Chizonde gestured at a neighbour. "The strong policy stance taken by Zambia's neighbour in suspending the export of raw materials should be considered, as this is the only way to address the trade imbalance," he said.
Background
Zambia's copper sector is dominated by foreign-owned concessions. ZCCM-Investments Holdings retains minority stakes in several majors but operational ownership of the largest mines is held by entities including First Quantum, Vedanta and Chinese state-linked firms. Data from the Zambia Chamber of Mines shows the foreign-share dominance is structural, not a recent shift.
Past mining-policy interventions show ownership-rule changes are politically delicate. Resource-nationalist policies under previous Zambian presidencies — windfall taxes, mineral-royalty hikes — drew investor pushback and arbitration claims. Any move toward a 60% local-ownership floor would have to navigate that history.
What to watch
Whether the next government — the August election will set it — interprets Hambayi's argument as a directional steer or as an electoral talking point. The Ministry of Mines has not publicly responded to the 60% framing. Beijing's tariff waiver runs to April 2028; the question of who captures the gain has a defined deadline.
Frequently Asked Questions
These are the questions readers have been asking since the analysis. Short answers follow, drawn from public mining-sector data.
What is China's zero-tariff offer?
In short, Beijing has waived tariffs on imports from all 53 African nations with diplomatic ties, running through April 2028. Eswatini, the continent's only diplomatic ally of Taiwan, is excluded. The key is that the waiver extends a pre-existing duty-free regime that previously covered only 33 least-developed African countries.
What does Hambayi say Zambia needs to do?
Simply put, he argues Zambia must own at least 60% of its mines and ship directly to China rather than through European intermediaries. According to him, the current Europe-routing means Zambia pays taxes that would otherwise be avoided.
What does Bright Chizonde say?
Analysis from Chizonde shows Africa's 2025 trade deficit with China at about US$102 billion. The answer is that without value-addition reforms — local mineral processing, local production — the waiver mainly benefits the more-industrialised African economies (South Africa, Morocco) and gives China deeper access to critical and transition minerals.
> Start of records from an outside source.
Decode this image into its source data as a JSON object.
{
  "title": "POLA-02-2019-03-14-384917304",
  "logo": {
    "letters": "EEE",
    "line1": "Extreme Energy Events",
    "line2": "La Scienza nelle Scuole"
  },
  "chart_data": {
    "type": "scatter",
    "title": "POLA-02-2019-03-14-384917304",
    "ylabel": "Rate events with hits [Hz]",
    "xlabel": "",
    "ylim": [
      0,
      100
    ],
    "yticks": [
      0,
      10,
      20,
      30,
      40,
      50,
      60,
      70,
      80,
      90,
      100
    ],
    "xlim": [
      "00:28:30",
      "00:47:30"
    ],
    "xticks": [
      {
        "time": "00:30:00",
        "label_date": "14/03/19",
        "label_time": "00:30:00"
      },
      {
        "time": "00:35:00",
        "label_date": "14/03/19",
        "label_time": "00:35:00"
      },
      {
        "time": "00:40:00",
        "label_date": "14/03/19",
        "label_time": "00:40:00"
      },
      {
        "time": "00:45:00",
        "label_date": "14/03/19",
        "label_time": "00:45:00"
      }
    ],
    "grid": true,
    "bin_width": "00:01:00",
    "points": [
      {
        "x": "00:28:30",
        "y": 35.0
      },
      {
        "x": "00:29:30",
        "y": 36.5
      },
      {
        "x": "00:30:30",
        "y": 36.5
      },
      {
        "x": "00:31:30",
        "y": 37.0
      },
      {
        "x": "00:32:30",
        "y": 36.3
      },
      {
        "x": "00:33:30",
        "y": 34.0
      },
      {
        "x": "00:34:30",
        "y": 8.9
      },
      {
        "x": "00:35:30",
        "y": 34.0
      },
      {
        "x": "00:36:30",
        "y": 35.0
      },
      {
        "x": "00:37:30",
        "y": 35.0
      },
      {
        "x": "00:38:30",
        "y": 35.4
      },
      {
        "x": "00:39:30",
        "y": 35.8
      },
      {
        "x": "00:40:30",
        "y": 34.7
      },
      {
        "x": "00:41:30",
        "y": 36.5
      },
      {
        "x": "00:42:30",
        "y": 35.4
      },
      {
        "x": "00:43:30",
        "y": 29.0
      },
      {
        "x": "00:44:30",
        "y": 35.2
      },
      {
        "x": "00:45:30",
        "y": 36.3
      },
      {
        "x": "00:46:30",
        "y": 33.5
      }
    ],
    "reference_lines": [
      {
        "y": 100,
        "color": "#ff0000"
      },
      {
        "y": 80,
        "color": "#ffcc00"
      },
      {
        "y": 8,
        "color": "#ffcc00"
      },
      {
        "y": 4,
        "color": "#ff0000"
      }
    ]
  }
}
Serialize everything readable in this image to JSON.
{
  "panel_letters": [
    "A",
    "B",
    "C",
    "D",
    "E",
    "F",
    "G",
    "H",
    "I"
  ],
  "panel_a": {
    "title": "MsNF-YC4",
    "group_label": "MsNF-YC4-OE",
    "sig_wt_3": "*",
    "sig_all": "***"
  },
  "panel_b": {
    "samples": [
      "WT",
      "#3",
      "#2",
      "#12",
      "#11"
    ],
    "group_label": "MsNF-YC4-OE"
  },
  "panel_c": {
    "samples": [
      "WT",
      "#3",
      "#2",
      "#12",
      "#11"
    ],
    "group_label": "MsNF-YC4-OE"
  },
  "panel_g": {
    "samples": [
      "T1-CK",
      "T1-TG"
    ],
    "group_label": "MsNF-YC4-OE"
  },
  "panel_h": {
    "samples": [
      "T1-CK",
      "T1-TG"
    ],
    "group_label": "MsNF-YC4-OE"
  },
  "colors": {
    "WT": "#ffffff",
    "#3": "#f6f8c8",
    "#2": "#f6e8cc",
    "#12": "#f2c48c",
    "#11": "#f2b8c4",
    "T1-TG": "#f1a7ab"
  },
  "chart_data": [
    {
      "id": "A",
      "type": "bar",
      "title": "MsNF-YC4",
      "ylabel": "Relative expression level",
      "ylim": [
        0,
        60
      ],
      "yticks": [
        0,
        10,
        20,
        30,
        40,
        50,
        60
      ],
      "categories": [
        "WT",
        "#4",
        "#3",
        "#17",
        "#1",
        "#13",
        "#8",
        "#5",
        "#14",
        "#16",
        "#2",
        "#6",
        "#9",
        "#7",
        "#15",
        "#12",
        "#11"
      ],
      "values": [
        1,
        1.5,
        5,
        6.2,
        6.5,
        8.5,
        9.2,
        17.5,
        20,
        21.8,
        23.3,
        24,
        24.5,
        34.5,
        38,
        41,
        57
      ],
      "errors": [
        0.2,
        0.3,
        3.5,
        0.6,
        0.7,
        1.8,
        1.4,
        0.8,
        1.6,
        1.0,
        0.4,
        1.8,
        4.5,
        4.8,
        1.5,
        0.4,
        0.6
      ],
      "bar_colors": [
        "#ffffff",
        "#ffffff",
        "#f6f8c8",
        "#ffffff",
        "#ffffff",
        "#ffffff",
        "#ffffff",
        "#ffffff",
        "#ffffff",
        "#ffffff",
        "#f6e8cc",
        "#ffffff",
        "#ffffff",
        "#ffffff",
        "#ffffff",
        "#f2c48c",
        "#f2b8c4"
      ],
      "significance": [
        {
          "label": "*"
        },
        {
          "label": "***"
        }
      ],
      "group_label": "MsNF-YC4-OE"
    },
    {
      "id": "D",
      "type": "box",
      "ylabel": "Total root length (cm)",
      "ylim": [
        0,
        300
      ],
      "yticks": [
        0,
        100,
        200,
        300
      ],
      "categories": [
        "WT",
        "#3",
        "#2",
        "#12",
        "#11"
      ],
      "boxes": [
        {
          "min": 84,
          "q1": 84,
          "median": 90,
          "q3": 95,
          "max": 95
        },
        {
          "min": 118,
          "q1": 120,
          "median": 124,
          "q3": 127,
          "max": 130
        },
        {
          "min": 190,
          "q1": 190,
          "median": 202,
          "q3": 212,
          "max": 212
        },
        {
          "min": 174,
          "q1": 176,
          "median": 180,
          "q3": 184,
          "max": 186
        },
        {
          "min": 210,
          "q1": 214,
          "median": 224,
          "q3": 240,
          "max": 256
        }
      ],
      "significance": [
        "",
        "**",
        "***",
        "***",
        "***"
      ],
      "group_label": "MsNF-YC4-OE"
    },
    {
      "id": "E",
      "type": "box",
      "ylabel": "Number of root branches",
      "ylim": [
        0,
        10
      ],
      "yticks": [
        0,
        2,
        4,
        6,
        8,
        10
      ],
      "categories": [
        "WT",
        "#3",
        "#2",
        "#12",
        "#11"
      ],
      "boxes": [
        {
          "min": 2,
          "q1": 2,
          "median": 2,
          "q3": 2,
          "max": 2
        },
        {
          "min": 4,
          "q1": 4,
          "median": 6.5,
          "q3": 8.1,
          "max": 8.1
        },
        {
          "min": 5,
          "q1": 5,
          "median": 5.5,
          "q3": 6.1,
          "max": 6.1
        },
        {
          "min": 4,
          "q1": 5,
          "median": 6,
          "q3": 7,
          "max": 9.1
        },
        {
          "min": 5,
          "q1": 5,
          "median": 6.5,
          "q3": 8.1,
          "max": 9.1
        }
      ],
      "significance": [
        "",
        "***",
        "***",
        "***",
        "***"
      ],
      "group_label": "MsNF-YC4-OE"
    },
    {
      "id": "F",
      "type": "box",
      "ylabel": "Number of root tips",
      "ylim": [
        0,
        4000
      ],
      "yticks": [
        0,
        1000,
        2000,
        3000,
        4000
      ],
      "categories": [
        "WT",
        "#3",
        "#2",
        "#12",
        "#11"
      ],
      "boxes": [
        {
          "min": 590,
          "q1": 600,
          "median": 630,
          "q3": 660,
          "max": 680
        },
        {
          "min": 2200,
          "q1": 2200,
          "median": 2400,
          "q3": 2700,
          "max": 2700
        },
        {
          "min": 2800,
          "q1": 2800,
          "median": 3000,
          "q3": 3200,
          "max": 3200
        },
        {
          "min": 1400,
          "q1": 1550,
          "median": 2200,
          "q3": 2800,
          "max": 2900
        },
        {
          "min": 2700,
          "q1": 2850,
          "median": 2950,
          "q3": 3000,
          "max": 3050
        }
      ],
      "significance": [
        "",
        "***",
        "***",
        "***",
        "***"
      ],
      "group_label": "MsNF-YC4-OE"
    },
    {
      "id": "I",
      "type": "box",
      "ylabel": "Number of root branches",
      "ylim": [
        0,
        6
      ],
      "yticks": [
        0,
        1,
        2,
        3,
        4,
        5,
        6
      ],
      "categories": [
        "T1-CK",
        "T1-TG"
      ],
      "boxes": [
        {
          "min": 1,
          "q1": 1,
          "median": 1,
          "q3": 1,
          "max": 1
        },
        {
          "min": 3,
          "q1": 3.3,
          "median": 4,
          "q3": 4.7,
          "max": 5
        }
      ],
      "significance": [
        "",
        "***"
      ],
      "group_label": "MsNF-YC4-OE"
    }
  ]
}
Why does ownership matter under a tariff waiver?
According to Hambayi's argument, the tariff saving accrues to whoever holds title at the point of export. Research from commodity-trade economists confirms that tariff incidence falls on the title-holder — not on the host country. Hence the 60% local-equity threshold.
How does the policy interact with the existing duty-free regime?
In other words, China's 33-country duty-free regime almost certainly already covered Zambia. Analysis of the underlying policy shows Chizonde's expectation that the expansion to all 53 will have limited practical impact for Zambia without value-addition reforms.
Sources
Zambia Chamber of Mines: public ownership data.